Andy and Larry Wachowski, directors of the MATRIX films, and their producer, Joel Silver, contacted me through their VFX supervisor, John Gaeta, an old friend who I’d kept in touch with over the years, and who knew I was working in Japan. We all met in Tokyo, and then in LA a couple of times, and after we’d talked about their idea for an anime “dream-team” project a couple of times, they asked me to produce the project for them.

I had very little “production” experience. Nothing really, except for once having acted simultaneously as CG director and co-producer of a feature-film pilot (TEKKON KINKREET, seen at SIGGRAPH 2000). But I felt good about the Wachowskis and the folks at Silver Pictures, and, more importantly, I had great partners in Japan: Eiko Tanaka, president and producer at Studio4ºC (where we ended up making much of ANIMATRIX), and Hiroaki Takeuchi. Tanaka stayed pretty close to her studio, while Takeuchi dealt with a couple of our other studios, and oversaw legal and contractual issues.

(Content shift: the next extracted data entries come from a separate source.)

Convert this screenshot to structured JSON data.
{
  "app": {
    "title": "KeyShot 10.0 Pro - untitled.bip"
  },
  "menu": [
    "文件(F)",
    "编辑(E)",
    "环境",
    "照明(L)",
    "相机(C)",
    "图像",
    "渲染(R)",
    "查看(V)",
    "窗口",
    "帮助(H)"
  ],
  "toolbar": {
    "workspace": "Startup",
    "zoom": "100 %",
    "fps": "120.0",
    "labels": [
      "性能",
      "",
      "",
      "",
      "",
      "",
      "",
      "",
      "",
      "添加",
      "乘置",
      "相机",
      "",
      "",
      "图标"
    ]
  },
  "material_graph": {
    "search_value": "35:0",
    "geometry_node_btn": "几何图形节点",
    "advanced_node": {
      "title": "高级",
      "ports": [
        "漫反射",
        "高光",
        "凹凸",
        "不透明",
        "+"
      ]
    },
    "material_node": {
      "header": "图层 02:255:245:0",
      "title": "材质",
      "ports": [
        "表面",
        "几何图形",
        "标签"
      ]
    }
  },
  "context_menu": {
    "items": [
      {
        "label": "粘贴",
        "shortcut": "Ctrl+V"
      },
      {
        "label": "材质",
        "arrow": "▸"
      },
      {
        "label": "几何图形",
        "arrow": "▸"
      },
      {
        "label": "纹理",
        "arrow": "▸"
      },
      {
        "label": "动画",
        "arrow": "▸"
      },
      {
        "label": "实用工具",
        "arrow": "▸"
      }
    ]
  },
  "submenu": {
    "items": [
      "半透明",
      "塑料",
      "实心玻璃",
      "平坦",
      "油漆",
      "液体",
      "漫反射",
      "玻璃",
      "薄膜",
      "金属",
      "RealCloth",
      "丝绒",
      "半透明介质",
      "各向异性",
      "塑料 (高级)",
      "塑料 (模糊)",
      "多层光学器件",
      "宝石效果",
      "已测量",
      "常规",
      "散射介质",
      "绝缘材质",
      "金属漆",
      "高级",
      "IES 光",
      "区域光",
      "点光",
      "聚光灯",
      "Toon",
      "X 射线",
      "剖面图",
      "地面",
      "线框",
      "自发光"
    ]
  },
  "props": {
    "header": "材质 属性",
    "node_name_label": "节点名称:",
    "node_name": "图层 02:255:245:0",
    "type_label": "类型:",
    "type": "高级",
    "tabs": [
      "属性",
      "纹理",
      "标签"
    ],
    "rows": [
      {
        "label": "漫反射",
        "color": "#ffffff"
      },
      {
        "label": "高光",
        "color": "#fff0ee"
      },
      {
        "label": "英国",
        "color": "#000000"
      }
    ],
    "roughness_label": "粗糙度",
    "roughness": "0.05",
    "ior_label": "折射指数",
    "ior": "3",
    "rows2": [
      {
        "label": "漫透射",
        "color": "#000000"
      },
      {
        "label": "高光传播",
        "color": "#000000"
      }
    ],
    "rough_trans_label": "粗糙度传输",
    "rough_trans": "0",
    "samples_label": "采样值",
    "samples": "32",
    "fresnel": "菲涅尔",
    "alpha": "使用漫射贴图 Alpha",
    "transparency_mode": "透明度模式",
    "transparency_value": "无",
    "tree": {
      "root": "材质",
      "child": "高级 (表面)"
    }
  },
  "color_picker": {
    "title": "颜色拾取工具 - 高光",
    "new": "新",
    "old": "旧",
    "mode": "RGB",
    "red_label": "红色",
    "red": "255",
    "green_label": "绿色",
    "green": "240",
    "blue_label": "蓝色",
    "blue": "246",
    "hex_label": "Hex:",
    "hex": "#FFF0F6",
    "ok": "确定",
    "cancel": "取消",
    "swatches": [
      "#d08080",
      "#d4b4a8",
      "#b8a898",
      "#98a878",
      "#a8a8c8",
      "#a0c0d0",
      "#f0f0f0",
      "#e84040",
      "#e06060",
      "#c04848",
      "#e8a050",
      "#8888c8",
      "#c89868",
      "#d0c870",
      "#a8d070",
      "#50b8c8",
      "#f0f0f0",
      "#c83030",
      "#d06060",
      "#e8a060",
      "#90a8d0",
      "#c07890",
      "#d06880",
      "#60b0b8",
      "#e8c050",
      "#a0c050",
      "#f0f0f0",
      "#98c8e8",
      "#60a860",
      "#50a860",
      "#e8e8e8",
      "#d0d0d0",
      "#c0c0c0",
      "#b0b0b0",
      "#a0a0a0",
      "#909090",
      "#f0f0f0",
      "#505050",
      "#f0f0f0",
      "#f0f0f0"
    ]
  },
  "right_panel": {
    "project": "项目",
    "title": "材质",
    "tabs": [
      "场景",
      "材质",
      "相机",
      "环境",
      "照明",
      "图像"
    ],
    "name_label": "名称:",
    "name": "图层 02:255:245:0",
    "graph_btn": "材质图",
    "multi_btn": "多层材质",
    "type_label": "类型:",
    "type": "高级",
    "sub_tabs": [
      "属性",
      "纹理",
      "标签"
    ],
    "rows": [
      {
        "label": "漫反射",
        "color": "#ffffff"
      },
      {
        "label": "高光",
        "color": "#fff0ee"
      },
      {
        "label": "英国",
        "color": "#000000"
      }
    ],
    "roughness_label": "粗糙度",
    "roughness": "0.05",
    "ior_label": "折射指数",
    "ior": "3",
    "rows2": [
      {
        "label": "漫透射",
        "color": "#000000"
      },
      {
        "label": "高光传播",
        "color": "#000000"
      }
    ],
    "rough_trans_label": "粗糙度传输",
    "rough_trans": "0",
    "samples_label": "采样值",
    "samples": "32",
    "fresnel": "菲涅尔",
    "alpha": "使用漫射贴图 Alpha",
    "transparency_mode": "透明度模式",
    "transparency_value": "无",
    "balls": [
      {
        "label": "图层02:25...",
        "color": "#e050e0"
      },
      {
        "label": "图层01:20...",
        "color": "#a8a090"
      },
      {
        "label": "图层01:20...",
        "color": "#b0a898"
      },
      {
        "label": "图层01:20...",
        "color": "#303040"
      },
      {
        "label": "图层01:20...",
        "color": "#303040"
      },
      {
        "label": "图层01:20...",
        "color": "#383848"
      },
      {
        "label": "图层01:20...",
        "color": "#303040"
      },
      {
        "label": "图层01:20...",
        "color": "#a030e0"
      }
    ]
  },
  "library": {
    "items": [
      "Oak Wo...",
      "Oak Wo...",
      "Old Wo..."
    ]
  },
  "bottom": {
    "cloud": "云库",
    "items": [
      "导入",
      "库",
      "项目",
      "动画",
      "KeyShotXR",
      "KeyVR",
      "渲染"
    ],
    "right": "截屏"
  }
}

Regardless, it was an enormous responsibility, and it totally dominated my life for the three years I was on it. I think in many ways it was more complex than producing a feature might have been, simply because we had so many teams running in parallel, and each director aspired to make their own “mini”-feature. Traditional animation in Japan has so much to do with personalities: some directors and animators require a great deal of hand-holding, while others are very independent. Fortunately, because I had worked a great deal in the animation business here already, I was on a “first-name” basis with many of the staff of our various episodes.

I really had to draw on a great deal of experience that had sat unused in the background while I’d been pursuing software development. Everything I’d learned until this point: a brief career in recording studios, composing music and doing sound effects for short films in college, having my own company, working in special effects. It was a great chance to exercise some dormant (or damaged) brain cells.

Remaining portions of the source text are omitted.